話の発端は発明好きな牧師の息子ヒューズが、古代ローマ軍が使っていた投石機をつくったこと。試し打ちした石が教会のステンドグラスを割ったものの、見つからないのをよいことに放置していたら、割れた窓から侵入したはとが教会の天井近くの壁がんに巣を作ってしまう。その巣の取り去り作業をしたアーサー。壁がんに何もないことに疑問を抱いたディビッド。調べてみると、そこには聖母マリア像があったはず。それはどうなったのか?
三人が暮らす町の隣の谷間ハイ・フォース、そこに今一人暮らす郷士の末裔の老女ミスキャデル。実は先祖の郷士が強引に教会のステンドグラスや回廊の一部を自分の屋敷に買い取っていた。同じように聖母像も持ち出したのか?

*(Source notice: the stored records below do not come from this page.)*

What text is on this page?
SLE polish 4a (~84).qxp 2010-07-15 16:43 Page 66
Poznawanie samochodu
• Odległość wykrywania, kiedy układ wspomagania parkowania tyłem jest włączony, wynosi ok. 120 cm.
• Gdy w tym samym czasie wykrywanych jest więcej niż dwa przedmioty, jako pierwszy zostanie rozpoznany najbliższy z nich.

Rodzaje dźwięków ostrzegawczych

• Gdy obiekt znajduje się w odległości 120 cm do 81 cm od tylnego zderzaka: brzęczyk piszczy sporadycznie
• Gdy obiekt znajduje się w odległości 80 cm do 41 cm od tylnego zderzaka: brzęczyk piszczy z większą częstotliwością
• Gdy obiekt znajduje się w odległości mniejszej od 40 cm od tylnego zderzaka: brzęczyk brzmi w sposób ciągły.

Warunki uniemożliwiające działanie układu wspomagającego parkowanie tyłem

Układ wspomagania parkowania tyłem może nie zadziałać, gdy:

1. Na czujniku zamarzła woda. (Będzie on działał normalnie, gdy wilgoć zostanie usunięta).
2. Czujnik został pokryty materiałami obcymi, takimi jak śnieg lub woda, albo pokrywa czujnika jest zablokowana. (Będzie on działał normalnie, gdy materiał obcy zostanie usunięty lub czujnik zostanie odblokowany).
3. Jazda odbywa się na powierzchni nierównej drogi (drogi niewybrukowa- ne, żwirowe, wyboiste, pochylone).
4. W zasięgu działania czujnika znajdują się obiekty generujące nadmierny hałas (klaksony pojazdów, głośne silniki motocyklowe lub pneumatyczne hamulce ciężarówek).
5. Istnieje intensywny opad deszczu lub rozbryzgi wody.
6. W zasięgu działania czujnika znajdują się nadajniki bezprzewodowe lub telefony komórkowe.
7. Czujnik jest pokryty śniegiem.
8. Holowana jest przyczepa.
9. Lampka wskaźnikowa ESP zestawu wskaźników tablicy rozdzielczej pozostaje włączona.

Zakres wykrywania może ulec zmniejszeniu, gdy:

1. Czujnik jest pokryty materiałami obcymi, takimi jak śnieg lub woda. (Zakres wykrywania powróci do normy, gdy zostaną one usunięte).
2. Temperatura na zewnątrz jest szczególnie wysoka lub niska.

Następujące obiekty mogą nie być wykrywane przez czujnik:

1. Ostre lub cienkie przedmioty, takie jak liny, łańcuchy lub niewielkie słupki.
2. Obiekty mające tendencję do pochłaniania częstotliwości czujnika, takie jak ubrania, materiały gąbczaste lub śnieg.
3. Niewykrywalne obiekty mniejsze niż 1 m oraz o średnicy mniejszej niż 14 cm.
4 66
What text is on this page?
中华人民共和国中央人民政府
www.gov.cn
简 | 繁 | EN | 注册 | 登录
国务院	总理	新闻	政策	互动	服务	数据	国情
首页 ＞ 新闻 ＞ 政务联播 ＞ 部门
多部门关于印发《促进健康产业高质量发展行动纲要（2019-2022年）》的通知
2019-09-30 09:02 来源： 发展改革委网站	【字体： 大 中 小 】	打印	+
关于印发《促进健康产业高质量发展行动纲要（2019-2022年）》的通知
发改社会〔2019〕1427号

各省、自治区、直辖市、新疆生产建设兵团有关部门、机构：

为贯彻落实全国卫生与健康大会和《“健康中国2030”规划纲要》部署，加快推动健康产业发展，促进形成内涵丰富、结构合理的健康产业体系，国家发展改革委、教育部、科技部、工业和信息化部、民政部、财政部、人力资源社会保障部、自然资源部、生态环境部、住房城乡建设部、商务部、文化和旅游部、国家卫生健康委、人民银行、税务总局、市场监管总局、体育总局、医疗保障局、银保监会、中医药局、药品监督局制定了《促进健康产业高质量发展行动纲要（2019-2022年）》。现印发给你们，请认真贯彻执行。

教会の記録から、当時破損した由緒ある教会を修理していたアダムズが郷士に頼まれたものの、理不尽だと郷士に渡さず、どこかに隠したらしい。なんの記録も残らず、聖母像の行方は探しようがない。ただミスキャデルは何か知っている様子だが、三人のいたずらに腹をたて教えてくれない。

キャデルの屋敷の隣には小さな教会をはさんでゲスト用の屋敷ハイ・フォースがあった。それを人に貸すことで金を得ていたミスキャデル。新たにそこを借りたのは退役した海軍提督と砲手ガンズ。三人は二人と知り合い、新たな楽しみと冒険をする。投石機と大砲の打ち比べを考えたり、谷間の池で密かに大砲を打ったり、鳥の巣と化していた小さな教会を清掃し、盗まれた鉛の屋根の代わりに、船舶用の青銅坂を取り付けたり。

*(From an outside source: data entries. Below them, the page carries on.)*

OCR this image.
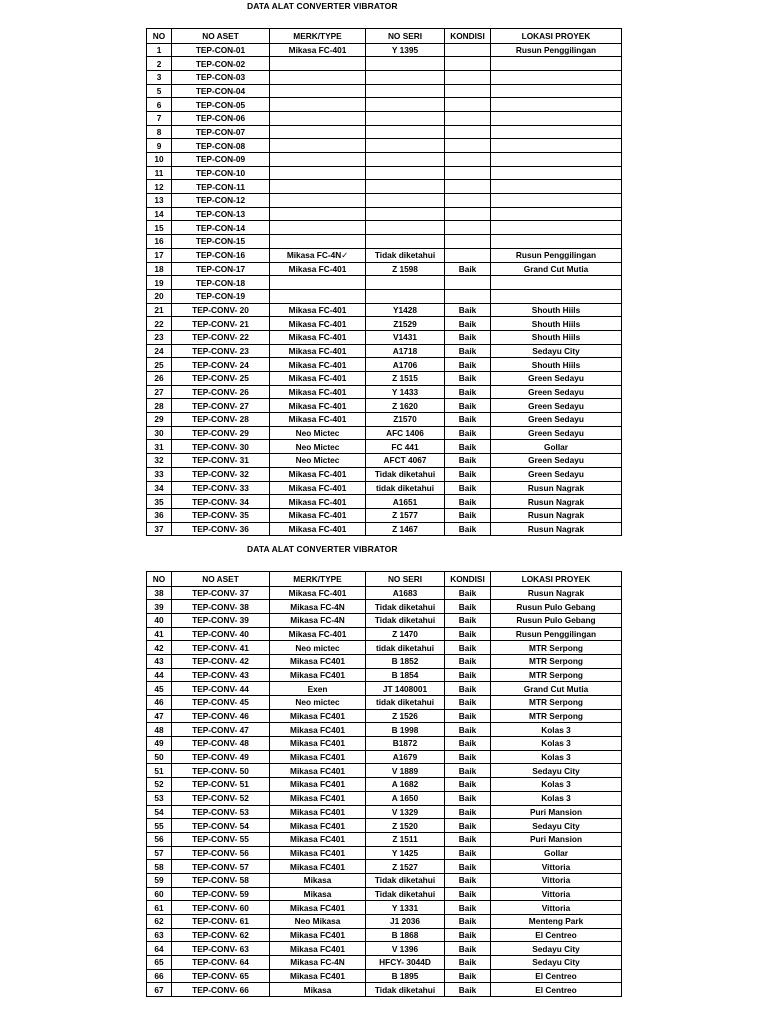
DATA ALAT CONVERTER VIBRATOR
NO	NO ASET	MERK/TYPE	NO SERI	KONDISI	LOKASI PROYEK
1	TEP-CON-01	Mikasa FC-401	Y 1395		Rusun Penggilingan
2	TEP-CON-02				
3	TEP-CON-03				
5	TEP-CON-04				
6	TEP-CON-05				
7	TEP-CON-06				
8	TEP-CON-07				
9	TEP-CON-08				
10	TEP-CON-09				
11	TEP-CON-10				
12	TEP-CON-11				
13	TEP-CON-12				
14	TEP-CON-13				
15	TEP-CON-14				
16	TEP-CON-15				
17	TEP-CON-16	Mikasa FC-4N✓	Tidak diketahui		Rusun Penggilingan
18	TEP-CON-17	Mikasa FC-401	Z 1598	Baik	Grand Cut Mutia
19	TEP-CON-18				
20	TEP-CON-19				
21	TEP-CONV- 20	Mikasa FC-401	Y1428	Baik	Shouth Hiils
22	TEP-CONV- 21	Mikasa FC-401	Z1529	Baik	Shouth Hiils
23	TEP-CONV- 22	Mikasa FC-401	V1431	Baik	Shouth Hiils
24	TEP-CONV- 23	Mikasa FC-401	A1718	Baik	Sedayu City
25	TEP-CONV- 24	Mikasa FC-401	A1706	Baik	Shouth Hiils
26	TEP-CONV- 25	Mikasa FC-401	Z 1515	Baik	Green Sedayu
27	TEP-CONV- 26	Mikasa FC-401	Y 1433	Baik	Green Sedayu
28	TEP-CONV- 27	Mikasa FC-401	Z 1620	Baik	Green Sedayu
29	TEP-CONV- 28	Mikasa FC-401	Z1570	Baik	Green Sedayu
30	TEP-CONV- 29	Neo Mictec	AFC 1406	Baik	Green Sedayu
31	TEP-CONV- 30	Neo Mictec	FC 441	Baik	Gollar
32	TEP-CONV- 31	Neo Mictec	AFCT 4067	Baik	Green Sedayu
33	TEP-CONV- 32	Mikasa FC-401	Tidak diketahui	Baik	Green Sedayu
34	TEP-CONV- 33	Mikasa FC-401	tidak diketahui	Baik	Rusun Nagrak
35	TEP-CONV- 34	Mikasa FC-401	A1651	Baik	Rusun Nagrak
36	TEP-CONV- 35	Mikasa FC-401	Z 1577	Baik	Rusun Nagrak
37	TEP-CONV- 36	Mikasa FC-401	Z 1467	Baik	Rusun Nagrak
DATA ALAT CONVERTER VIBRATOR
NO	NO ASET	MERK/TYPE	NO SERI	KONDISI	LOKASI PROYEK
38	TEP-CONV- 37	Mikasa FC-401	A1683	Baik	Rusun Nagrak
39	TEP-CONV- 38	Mikasa FC-4N	Tidak diketahui	Baik	Rusun Pulo Gebang
40	TEP-CONV- 39	Mikasa FC-4N	Tidak diketahui	Baik	Rusun Pulo Gebang
41	TEP-CONV- 40	Mikasa FC-401	Z 1470	Baik	Rusun Penggilingan
42	TEP-CONV- 41	Neo mictec	tidak diketahui	Baik	MTR Serpong
43	TEP-CONV- 42	Mikasa FC401	B 1852	Baik	MTR Serpong
44	TEP-CONV- 43	Mikasa FC401	B 1854	Baik	MTR Serpong
45	TEP-CONV- 44	Exen	JT 1408001	Baik	Grand Cut Mutia
46	TEP-CONV- 45	Neo mictec	tidak diketahui	Baik	MTR Serpong
47	TEP-CONV- 46	Mikasa FC401	Z 1526	Baik	MTR Serpong
48	TEP-CONV- 47	Mikasa FC401	B 1998	Baik	Kolas 3
49	TEP-CONV- 48	Mikasa FC401	B1872	Baik	Kolas 3
50	TEP-CONV- 49	Mikasa FC401	A1679	Baik	Kolas 3
51	TEP-CONV- 50	Mikasa FC401	V 1889	Baik	Sedayu City
52	TEP-CONV- 51	Mikasa FC401	A 1682	Baik	Kolas 3
53	TEP-CONV- 52	Mikasa FC401	A 1650	Baik	Kolas 3
54	TEP-CONV- 53	Mikasa FC401	V 1329	Baik	Puri Mansion
55	TEP-CONV- 54	Mikasa FC401	Z 1520	Baik	Sedayu City
56	TEP-CONV- 55	Mikasa FC401	Z 1511	Baik	Puri Mansion
57	TEP-CONV- 56	Mikasa FC401	Y 1425	Baik	Gollar
58	TEP-CONV- 57	Mikasa FC401	Z 1527	Baik	Vittoria
59	TEP-CONV- 58	Mikasa	Tidak diketahui	Baik	Vittoria
60	TEP-CONV- 59	Mikasa	Tidak diketahui	Baik	Vittoria
61	TEP-CONV- 60	Mikasa FC401	Y 1331	Baik	Vittoria
62	TEP-CONV- 61	Neo Mikasa	J1 2036	Baik	Menteng Park
63	TEP-CONV- 62	Mikasa FC401	B 1868	Baik	El Centreo
64	TEP-CONV- 63	Mikasa FC401	V 1396	Baik	Sedayu City
65	TEP-CONV- 64	Mikasa FC-4N	HFCY- 3044D	Baik	Sedayu City
66	TEP-CONV- 65	Mikasa FC401	B 1895	Baik	El Centreo
67	TEP-CONV- 66	Mikasa	Tidak diketahui	Baik	El Centreo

数百年ぶりの寒波が襲い、雪に埋もれたアーサーの牧場で、羊を集めるのに奮闘する三人や提督たち。まともに食料の備蓄もなく、雪に閉じ込められていたミスキャデルを彼らで救うことで、彼女から聖母像のありかを教えられる。ハイ・フォースの階段の壁がんの奥に塗り込められていた。

アダムズの遺言に従い、聖母像は元の教会に戻される。提督はあらたに河川を航行していた木造船を手に入れ、かねての夢だったイギリスの沿岸一周の航海に出ることになり、三人や町の人々と別れを告げる。提督が借りていたハイ・フォースはフランシスコ会の施設となり、小さな教会も彼らが使うことになる。彼らが居着くことで、ミスキャデルの世話も心配なくなる。